After the Sword had left the room, I could see that all the office lights had come back, as well as those outside. "Mouse!" I screamed. "Stay! Guard the wounded!" I hurried after Michael and glanced back behind me. Mouse trotted forward and planted himself in the doorway between the hobs and the people in the office, head high, legs braced wide to fill the space.
Outside the sprinklers were doing a credible impersonation of a really stinky monsoon. I slipped in a puddle of water and burning hob blood a few feet outside the door. The light from the Sword was so bright, so purely, even painfully white that I had to shield my eyes with one arm. I couldn't look directly at Michael, or even anywhere near him, so I followed him by the pieces of hob he left in his wake.

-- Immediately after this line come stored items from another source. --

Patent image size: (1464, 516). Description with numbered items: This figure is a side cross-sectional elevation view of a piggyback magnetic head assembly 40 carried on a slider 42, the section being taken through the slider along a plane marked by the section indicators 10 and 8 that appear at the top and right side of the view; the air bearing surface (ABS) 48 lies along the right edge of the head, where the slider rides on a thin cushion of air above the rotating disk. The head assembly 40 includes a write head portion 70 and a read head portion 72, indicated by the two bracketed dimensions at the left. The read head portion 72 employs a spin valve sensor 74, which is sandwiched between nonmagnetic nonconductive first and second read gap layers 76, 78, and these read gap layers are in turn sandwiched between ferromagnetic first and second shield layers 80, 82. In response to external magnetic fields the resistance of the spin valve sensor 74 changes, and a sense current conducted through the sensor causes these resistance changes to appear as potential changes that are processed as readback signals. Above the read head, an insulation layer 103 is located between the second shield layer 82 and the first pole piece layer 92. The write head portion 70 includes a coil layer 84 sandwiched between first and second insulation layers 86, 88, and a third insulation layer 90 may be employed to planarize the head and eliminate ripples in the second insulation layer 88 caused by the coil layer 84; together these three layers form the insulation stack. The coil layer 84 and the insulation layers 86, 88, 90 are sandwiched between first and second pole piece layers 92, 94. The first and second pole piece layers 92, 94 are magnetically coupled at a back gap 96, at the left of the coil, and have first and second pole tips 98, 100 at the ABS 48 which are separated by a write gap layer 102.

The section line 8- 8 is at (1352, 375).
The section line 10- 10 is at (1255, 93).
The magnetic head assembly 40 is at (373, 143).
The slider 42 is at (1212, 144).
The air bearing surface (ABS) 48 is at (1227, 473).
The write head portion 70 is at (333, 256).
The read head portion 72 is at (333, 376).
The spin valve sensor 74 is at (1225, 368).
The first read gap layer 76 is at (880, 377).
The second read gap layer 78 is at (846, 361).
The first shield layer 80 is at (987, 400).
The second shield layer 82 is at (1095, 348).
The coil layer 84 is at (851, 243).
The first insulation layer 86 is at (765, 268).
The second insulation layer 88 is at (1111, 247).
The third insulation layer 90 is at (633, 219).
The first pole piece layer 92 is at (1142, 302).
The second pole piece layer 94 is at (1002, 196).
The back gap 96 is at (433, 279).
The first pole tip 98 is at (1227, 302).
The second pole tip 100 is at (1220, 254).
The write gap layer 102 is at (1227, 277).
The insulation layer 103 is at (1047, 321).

Several wicked faeries had been struck down by Michael's sword.
They were the lucky ones.
Many more-dozens that I could see-had fallen too far away for Michael to have reached them with the blade. Those were simply lumps of smoldering charcoal spewing columns of greasy smoke, their meat flash-cooked away from bone. Some of the soon-to-be-former hobs were still thrashing as they burned.
Hell's bells.
I don't call him the Fist of God as a pet name, folks.
I followed Michael, alert for any dimming of the Sword's light. If any of the sprinklers in the building were a different model from the one I'd used to focus my spell, it wouldn't have been able to heat them and trigger them. If Michael wound up plunging back into the myrk, then the hobs, afforded a measure of protection from the light, would gang up on him-and fast.
But as luck (or maybe fate, or maybe God, but probably a cheap city contractor) would have it, it looked like they'd all been the same. Water came down everywhere, washing away the myrk as if it had been a layer of mud, replacing it with thousands upon thousands of fractured rainbows as the pure illumination of Amoracchius shone through the artificial downpour.
For the hobs, there was nowhere to hide.
I followed the trail of smitten fiends. Smiten fiends? Smited fiends? Smoted fiends? Don't look at me. I never finished high school. Maybe learning the various conjugations of to smite had been in senior-year English. It sure as hell hadn't been on my GED test.
I stopped and peered around as best I could through the blinding light and steady fall of water from the sprinklers, trying to get an idea of where Michael was headed.
I felt a sudden, swift vibration that rose through the soles of my shoes, and then a heavy thud accompanying a second such tremor. I whirled to face the front of the building as glass and brick and stone exploded from the entry door. Behind it was a vague flicker of haze in the air, but as whatever was behind the veil entered the glare of Amoracchius and my impromptu thundershower, the spell faltered and vanished.
Twenty feet and four or five tons of Big Brother Gruff erupted from the veil.
He wore armor made of some kind of translucent crystal, and the sword in his hand was longer than my freaking car. His mouth opened, and I felt his battle roar rather than hearing it over the cacophony of combat, a sound so deep and loud that it should have been made by a freaking whale.
"Oh, yeah," I muttered. "Today just keeps getting better and better."